Prof. Carol Espy-Wilson's research has been funded by a new grant from the National Cancer Institute's Division of Cancer Control and Population Sciences (DCCPS), part of the U.S. National Institutes of Heath (NIH). Prof. Espy-Wilson is co-principal investigator (Co-PI) for the new grant, titled "Predictors of Speech Quality after Tongue Cancer Surgery." The PI for the grant is Dr. Maureen Stone of the University of Maryland Dental School, and Dr. Jerry Prince of Johns Hopkins University's Whiting School of Engineering is serving as the other Co-PI. The five-year grant is worth a total of $2,760,296. Prof. Espy-Wilson's portion of the grant is worth $422,761.

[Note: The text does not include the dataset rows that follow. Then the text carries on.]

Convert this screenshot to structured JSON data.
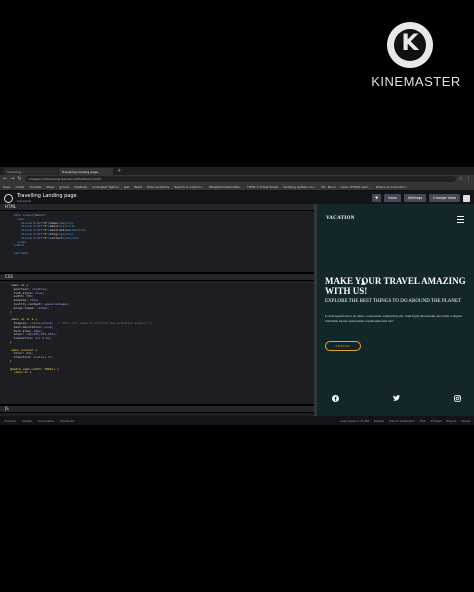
{
  "watermark": {
    "brand": "KINEMASTER",
    "logo_letter": "K"
  },
  "browser": {
    "tabs": [
      {
        "label": "Travelling",
        "active": false
      },
      {
        "label": "Travelling Landing page",
        "active": true
      }
    ],
    "new_tab_icon": "plus-icon",
    "url": "codepen.io/travelmkr/pen/abcdef?editors=1100",
    "bookmarks": [
      "Apps",
      "Gmail",
      "YouTube",
      "Maps",
      "gmails",
      "SkyBoop",
      "Codingbar Python",
      "Jest",
      "Blast",
      "Shan Academy",
      "Search to Code fo...",
      "FalseInformation8ea...",
      "HTML 5 Cheat Sheet",
      "Verifying System Qu...",
      "Nt - Mock",
      "Learn HTML5 Gam...",
      "Basics of ActionScri..."
    ]
  },
  "codepen": {
    "title": "Travelling Landing page",
    "author": "travelmkr",
    "buttons": {
      "save": "Save",
      "settings": "Settings",
      "change_view": "Change View"
    }
  },
  "editors": {
    "html_label": "HTML",
    "css_label": "CSS",
    "js_label": "JS"
  },
  "preview": {
    "brand": "VACATION",
    "headline": "MAKE YOUR TRAVEL AMAZING WITH US!",
    "subheadline": "EXPLORE THE BEST THINGS TO DO AROUND THE PLANET",
    "paragraph": "Lorem ipsum dolor sit amet, consectetur adipisicing elit. Sunt fugit laboriosam quo nulla voluptas blanditiis beatae perferendis repellendus fuit hic!",
    "button": "TRAVEL",
    "socials": [
      "facebook-icon",
      "twitter-icon",
      "instagram-icon"
    ]
  },
  "statusbar": {
    "left": [
      "Console",
      "Assets",
      "Comments",
      "Shortcuts"
    ],
    "right": [
      "Last saved 2:15 PM",
      "Delete",
      "Add to Collection",
      "Fork",
      "Embed",
      "Export",
      "Share"
    ]
  }
}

Oral, head and neck cancer is the 6th most common cancer worldwide. Recent studies have shown a five-fold increase in the incidence of squamous cell carcinomas of the tongue among young men and a six-fold increase among young women. Tongue cancer surgery is a life saving procedure, but it typically leaves patients physically and mentally damaged, with speech communication difficulties that are in play every day. This research is an attempt to improve the speech outcome of tongue cancer surgery by minimizing the impact of the tongue reconstruction and understanding the contributions of patient and surgical factors, so patients can communicate more clearly and confidently. The researchers will focus on discovering the relationships between tongue reconstruction technique and successful post-surgical speech as mediated by characteristics of tongue motion, kinematic properties of the residual muscles, and configurations of the vocal tract.

Prof. Espy-Wilson's role in the research project will be to develop 3-D vocal tract models based on cine-MRI data to perform acoustic analysis of the patients' speech signals in order to understand the effects of the tongue surgery on speech quality. The ultimate goal is to develop a procedure to help surgeons choose the best placement of a flap of tissue that is taken from elsewhere in the body to replace the removed cancerous tissue to maximize patients' speech quality.